Norderstedt
Kultur

Goethes Wahlverwandtschaften in Norderstedt

Goethes „Wahlverwandschaften“ ist mehr als ein Beziehungsroman. Der Dichter reflektiert die Liebe und die Moral in der Liebe

Goethes „Wahlverwandschaften“ ist mehr als ein Beziehungsroman. Der Dichter reflektiert die Liebe und die Moral in der Liebe

Foto: Rainer Spitzenberger / HA

Das Tourneetheater Thespiskarren führt den Roman als Theater-Inszenierung am Sonntag, 29. Oktober, im Kulturwerk am See auf.

Norderstedt.  Ein malerischer Landsitz, auf dem es sich ein immer noch ineinander verliebtes Ehepaar in den besten Jahren gut eingerichtet hat. In diese Idylle platzen ein guter Freund des Ehemannes und die Nichte der Ehefrau. Die Folge: Wahlverwandte Anziehungskräfte wecken Leidenschaften, die in einem Kind sichtbar werden.

Das Stück „Goethe – Wahlverwandschaften“ führt das Tourneetheater Thespiskarren am Sonntag, 29. Oktober, im Norderstedter Kulturwerk auf. Regisseurin Silvia Armbruster hat in dem Schauspiel einige Veränderungen im Gegensatz zu Goethes Roman vorgenommen. Während bei Goethe ein befreundetes Ehepaar in die Idylle bricht, sind es bei ihr Freund und Nichte. Als Schauspieler kommen die bekannte Julia Jaschke, Hans Piesbergen, Corinne Steudler und Christian Kaiser.

Johann Wolfgang von Goethe beschrieb in seinem 1809 erschienenen Roman „Wahlverwandtschaften“ die Geschichte des im Landhaus lebenden Ehepaares Charlotte und Eduard, von Eduards Freund Otto, der unverhofft auftaucht, und Charlottes Nichte Ottilie, die – jedenfalls in der Schauspielfassung – vom Internat geflogen ist. Das zurückgezogen lebende Ehepaar hofft durch die beiden Gäste auf Kurzweil, doch sie stürzen alle gemeinsam ins Chaos.

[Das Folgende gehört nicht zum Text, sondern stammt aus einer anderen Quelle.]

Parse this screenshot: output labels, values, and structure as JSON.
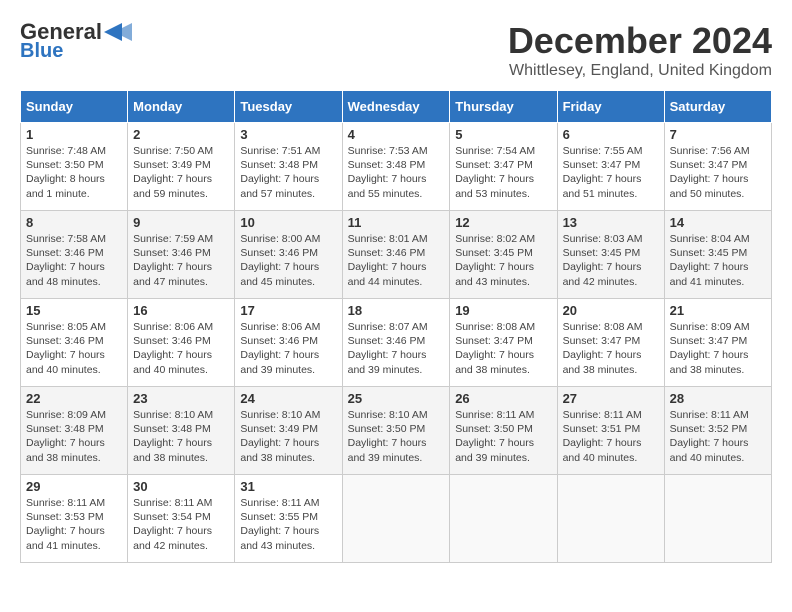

Unaufhaltsam ziehen sich Ehefrau und Freund, Ehemann und Nichte an. Die vernünftige Charlotte verliebt sich in den tatkräftigen, aber arbeitslosen Architekten Otto, der leidenschaftliche Eduard in die junge, attraktive Ottilie. Das Aufeinanderprallen von Leidenschaft und Vernunft stürzt die Paare in einen tiefen Konflikt. Doch Charlotte willigt nicht in eine Scheidung ein, denn sie ist schwanger. Aber von wem?

Goethes „Wahlverwandschaften“ ist mehr als ein Beziehungsroman. Der Dichter reflektiert die Liebe und die Moral in der Liebe. Sollen Liebende ein­ander entsagen, wenn sie bereits einen anderen Partner haben?

Goethe – „Wahlverwandtschaften“, Sonntag, 29. Oktober, 20 Uhr, Kulturwerk, Stormarnstraße 55. Karten zwischen 21 und 26 Euro gibt es im Vorverkauf, unter Telefon 040/30 98 71 23, unter www.tribuehne.de und an der Abendkasse. Um 18.30 Uhr wird die Fotografie-Ausstellung „So ein Chaos: Chansons. Comedy. Crime“ im Foyer des Kulturwerks eröffnet.